Zhang Shuai, Tang Tianyi, Peng Xin, Zhang Yanqiu, Yang Wen, Li Wenfei, Xin Xiaoyan, Zhang Jian, Wang Wei, Zhang Bing
School of Physics, Collaborative Innovation Center of Advanced Microstructures, Nanjing University, Nanjing, China.
Department of Radiology, Drum Tower Hospital, Nanjing University, Nanjing, China.
Curr Med Imaging. 2022;18(13):1416-1425. doi: 10.2174/1573405618666220518110113.
There are numerous difficulties in using deep learning to automatically locate and identify diseases in chest X-rays (CXR). The most prevailing two are the lack of labeled data of disease locations and poor model transferability between different datasets. This study aims to tackle these problems.
We built a new form of bounding box dataset and developed a two-stage model for disease localization and identification of CXRs based on deep learning. The dataset marks anomalous regions in CXRs but not the corresponding diseases, different from all previous datasets. The advantages of this design are reduced labor of annotation and fewer possible errors associated with image labeling. The two-stage model combines the robustness of the region proposal network, feature pyramid network, and multi-instance learning techniques. We trained and validated our model with the new bounding box dataset and the CheXpert dataset. Then, we tested its classification and localization performance on an external dataset, which is the official split test set of ChestX-ray14.

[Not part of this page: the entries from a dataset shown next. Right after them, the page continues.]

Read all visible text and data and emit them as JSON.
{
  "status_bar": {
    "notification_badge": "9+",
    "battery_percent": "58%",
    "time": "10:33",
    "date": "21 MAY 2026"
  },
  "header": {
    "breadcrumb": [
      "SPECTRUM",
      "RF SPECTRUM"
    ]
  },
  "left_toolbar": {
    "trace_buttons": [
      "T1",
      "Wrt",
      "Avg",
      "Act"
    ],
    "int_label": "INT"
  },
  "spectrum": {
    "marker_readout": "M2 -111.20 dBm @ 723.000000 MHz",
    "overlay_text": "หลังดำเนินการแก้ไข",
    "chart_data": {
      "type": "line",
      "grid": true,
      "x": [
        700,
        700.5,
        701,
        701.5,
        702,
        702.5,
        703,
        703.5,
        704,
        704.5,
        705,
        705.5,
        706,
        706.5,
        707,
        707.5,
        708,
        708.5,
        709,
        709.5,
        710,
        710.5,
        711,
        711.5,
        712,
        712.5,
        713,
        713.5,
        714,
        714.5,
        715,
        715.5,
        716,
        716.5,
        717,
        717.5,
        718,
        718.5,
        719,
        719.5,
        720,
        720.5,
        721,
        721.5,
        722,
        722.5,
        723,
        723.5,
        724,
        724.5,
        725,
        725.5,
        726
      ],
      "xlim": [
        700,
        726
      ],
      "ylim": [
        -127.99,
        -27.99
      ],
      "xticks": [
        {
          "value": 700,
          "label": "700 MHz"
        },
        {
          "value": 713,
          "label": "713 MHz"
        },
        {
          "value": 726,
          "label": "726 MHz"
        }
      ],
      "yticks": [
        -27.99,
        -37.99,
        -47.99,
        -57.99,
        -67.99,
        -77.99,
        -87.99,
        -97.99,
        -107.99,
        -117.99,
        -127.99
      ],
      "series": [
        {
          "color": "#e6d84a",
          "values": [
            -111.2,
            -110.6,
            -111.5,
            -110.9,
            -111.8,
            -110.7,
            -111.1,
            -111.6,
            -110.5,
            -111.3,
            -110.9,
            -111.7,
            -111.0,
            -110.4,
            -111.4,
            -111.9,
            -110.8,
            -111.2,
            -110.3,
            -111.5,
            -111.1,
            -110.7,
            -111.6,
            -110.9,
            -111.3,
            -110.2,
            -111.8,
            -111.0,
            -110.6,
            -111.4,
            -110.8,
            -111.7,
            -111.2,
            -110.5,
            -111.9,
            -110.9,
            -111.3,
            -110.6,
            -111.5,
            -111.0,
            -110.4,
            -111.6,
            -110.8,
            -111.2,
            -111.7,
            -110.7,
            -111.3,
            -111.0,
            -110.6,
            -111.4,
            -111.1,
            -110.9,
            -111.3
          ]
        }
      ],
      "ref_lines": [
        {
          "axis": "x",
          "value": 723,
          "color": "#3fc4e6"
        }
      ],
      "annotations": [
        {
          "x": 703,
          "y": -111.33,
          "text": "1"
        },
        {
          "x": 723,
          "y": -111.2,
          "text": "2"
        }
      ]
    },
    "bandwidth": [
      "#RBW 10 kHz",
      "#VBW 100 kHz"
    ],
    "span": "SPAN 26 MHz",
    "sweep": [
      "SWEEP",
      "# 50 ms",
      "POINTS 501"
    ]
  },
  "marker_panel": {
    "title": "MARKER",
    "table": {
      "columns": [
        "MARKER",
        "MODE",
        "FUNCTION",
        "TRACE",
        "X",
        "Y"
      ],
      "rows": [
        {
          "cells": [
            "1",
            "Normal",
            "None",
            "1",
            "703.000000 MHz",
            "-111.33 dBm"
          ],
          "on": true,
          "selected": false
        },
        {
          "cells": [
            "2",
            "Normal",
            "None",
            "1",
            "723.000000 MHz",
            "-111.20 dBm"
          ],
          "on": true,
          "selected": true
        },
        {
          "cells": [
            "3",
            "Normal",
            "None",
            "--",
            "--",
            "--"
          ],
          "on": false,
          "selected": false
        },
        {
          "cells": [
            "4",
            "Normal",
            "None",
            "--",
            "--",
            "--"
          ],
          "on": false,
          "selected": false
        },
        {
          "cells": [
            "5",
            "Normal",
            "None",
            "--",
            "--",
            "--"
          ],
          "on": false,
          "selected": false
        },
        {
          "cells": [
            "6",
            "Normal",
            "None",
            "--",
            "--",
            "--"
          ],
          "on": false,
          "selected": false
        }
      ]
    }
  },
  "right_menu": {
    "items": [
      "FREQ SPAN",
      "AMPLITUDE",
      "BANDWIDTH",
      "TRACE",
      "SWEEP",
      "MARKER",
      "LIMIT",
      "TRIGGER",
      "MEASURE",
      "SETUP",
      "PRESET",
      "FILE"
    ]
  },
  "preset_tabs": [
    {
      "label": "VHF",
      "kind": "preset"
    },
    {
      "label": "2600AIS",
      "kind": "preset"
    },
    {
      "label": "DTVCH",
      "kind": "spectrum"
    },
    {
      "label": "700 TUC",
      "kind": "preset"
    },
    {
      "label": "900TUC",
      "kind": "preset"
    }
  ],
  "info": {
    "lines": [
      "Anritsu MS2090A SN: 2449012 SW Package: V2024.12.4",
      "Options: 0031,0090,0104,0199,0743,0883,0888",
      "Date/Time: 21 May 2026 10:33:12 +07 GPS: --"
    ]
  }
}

For classification result, the mean area under the receiver operating characteristic curve (AUC) metrics of our model on the CheXpert validation dataset was 0.912, which was 0.021, superior to the baseline model. The mean AUC of our model on an external testing set was 0.784, whereas the state-of-the-art model got 0.773. The localization results showed comparable performance to the stateof- the-art models.
Our model exhibits a good transferability between datasets. The new bounding box dataset is proven to be useful and shows an alternative technique for compiling disease localization datasets.
使用深度学习自动定位和识别胸部X光(CXR)中的疾病存在诸多困难。最主要的两个困难是缺乏疾病位置的标注数据以及不同数据集之间模型的可转移性较差。本研究旨在解决这些问题。
我们构建了一种新形式的边界框数据集,并基于深度学习开发了一个用于CXR疾病定位和识别的两阶段模型。该数据集标记CXR中的异常区域,但不标记相应疾病,这与之前所有的数据集都不同。这种设计的优点是减少了标注工作量以及与图像标注相关的可能错误。两阶段模型结合了区域提议网络、特征金字塔网络和多实例学习技术的鲁棒性。我们使用新的边界框数据集和CheXpert数据集对模型进行训练和验证。然后,我们在一个外部数据集(即ChestX-ray14的官方分割测试集)上测试其分类和定位性能。
对于分类结果,我们的模型在CheXpert验证数据集上的平均受试者工作特征曲线(AUC)指标为0.912,比基线模型高0.021。我们的模型在外部测试集上的平均AUC为0.784,而最先进的模型为0.773。定位结果显示与最先进的模型具有可比的性能。
我们的模型在数据集之间表现出良好的可转移性。新的边界框数据集被证明是有用的,并展示了一种用于编制疾病定位数据集的替代技术。